La prétendue dictature sanitaire est une foire d’empoigne. Cela étant, il est parfaitement légitime que des techniciens éclairent le gouvernement, tout comme les juges font appel aux experts avant de rendre leur décision. Le débat du pouvoir exorbitant des experts judiciaires est d’ailleurs de même nature que celui de la dictature sanitaire dans la crise du Covid. Mais comment faire autrement ? Le gouvernement a beaucoup pêché depuis le début de l’épidémie. Outre le mensonge originel, le manque d’anticipation, l’improvisation et le tâtonnement, l’incohérence de la stratégie, la lourdeur bureaucratique… Tous ces reproches étaient (et son hélas encore) parfaitement fondés, comme ils le sont à l’égard de la plupart des gouvernants de la planète. Jean Castex devait être le super Intendant qui remettrait de l’huile dans les rouages de l’Etat… Mission impossible en trois mois évidemment, elle sera tout aussi impossible dans les dix-huit mois qui nous séparent de l’élection présidentielle.

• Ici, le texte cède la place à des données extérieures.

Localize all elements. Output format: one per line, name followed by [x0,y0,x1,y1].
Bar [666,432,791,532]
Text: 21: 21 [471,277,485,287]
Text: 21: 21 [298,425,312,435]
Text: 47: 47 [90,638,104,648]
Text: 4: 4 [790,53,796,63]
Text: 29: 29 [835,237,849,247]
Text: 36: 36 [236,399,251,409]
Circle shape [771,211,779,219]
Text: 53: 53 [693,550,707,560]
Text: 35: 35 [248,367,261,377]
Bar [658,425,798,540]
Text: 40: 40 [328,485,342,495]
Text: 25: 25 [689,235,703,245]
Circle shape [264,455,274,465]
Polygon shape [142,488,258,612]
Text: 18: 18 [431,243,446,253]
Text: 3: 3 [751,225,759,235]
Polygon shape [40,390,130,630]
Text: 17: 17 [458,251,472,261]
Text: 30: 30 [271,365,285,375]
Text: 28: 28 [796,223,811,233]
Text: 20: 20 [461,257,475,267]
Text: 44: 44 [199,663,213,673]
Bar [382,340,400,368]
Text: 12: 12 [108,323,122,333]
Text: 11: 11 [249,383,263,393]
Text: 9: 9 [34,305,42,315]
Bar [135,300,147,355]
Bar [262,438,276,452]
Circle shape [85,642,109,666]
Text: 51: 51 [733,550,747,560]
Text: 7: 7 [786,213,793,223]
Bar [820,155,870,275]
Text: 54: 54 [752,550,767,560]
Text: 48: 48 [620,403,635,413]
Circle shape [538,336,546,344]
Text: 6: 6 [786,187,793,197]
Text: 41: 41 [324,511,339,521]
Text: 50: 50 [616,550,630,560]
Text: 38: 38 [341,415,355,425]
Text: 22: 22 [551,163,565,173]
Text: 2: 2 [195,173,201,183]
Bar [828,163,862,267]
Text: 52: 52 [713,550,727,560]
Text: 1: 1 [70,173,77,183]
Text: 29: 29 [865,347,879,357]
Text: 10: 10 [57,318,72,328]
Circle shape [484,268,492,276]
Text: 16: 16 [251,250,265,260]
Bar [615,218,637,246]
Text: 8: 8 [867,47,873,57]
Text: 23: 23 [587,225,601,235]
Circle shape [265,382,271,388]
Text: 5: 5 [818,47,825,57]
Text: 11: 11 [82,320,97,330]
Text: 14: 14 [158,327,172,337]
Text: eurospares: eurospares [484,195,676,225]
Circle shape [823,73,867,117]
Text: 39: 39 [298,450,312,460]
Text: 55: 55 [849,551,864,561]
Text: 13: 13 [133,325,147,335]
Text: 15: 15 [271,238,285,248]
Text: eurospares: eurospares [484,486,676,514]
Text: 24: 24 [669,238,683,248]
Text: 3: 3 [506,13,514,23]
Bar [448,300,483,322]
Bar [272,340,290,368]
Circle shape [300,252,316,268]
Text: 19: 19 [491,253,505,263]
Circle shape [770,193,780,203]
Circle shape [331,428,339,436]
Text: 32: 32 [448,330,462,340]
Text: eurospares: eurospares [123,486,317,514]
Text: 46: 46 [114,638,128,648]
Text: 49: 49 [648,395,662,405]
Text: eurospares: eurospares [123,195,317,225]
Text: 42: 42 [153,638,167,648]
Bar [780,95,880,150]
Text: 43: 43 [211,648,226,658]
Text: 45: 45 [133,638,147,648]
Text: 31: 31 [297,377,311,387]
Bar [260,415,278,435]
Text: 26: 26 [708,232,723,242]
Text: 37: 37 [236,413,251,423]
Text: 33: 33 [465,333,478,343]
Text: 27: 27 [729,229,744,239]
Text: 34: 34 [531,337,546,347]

Ceux qui aujourd’hui évoquent la dictature sanitaire pointent non pas tant l’impact économique des mesures restrictives, mais l’atteinte aux libertés fondamentales. Mais de quelle liberté s’agit-il ? Celle de ne pas porter de masque ? Celle de ne pas se réunir en grand nombre dans un espace clos, voire en plein air ? Les compétions sportives à public restreint presque partout sur la planète, est-ce le résultat d’une dictature sanitaire mondiale ? On a beau répéter que les gestes barrières sont comparables à la limitation de vitesse en voiture, qu’il ne peut y avoir de liberté de blesser ou de tuer, rien n’y fait.

Est-ce de la dictature sanitaire que les 96 morts en France le 12 octobre, soit presque le double que la veille ? Malheureusement nous vivons les prémisses d’une deuxième évolution exponentielle propre à cette épidémie. Le 23 février, un patient est mort du Covid à l’hôpital. Le 3 mars, ils étaient trois à succomber, puis 29 le 10 mars, 142 le 17 mars… 3568 le 7 avril. Les alertes des praticiens de terrain, comme l’infectiologue Benjamin Davido ou le professeur Enrique Casalino, qui décrivent objectivement le risque d’une rapide saturation des services de réanimation, doivent être écoutés.

Ceci dit, il est indispensable que la décision appartienne au politique, et que le gouvernement ne la délègue à aucune autorité scientifique. Espérons que demain soir Emmanuel Macron sera au rendez-vous devant les Français et notre médecin en chef pour trouver la bonne voie entre la politique sanitaire et la relance de l’économie et de la société française.

Car le problème n’est pas la dictature sanitaire, mais les avis à l’emporte-pièce, manifestement contraires à l’évidence et au bon sens. Il est gravissime que ces postures soient celles de certains médecins, en violation de leur propre éthique, de leur propre déontologie. La dictature de l’absurde fait hélas des émules.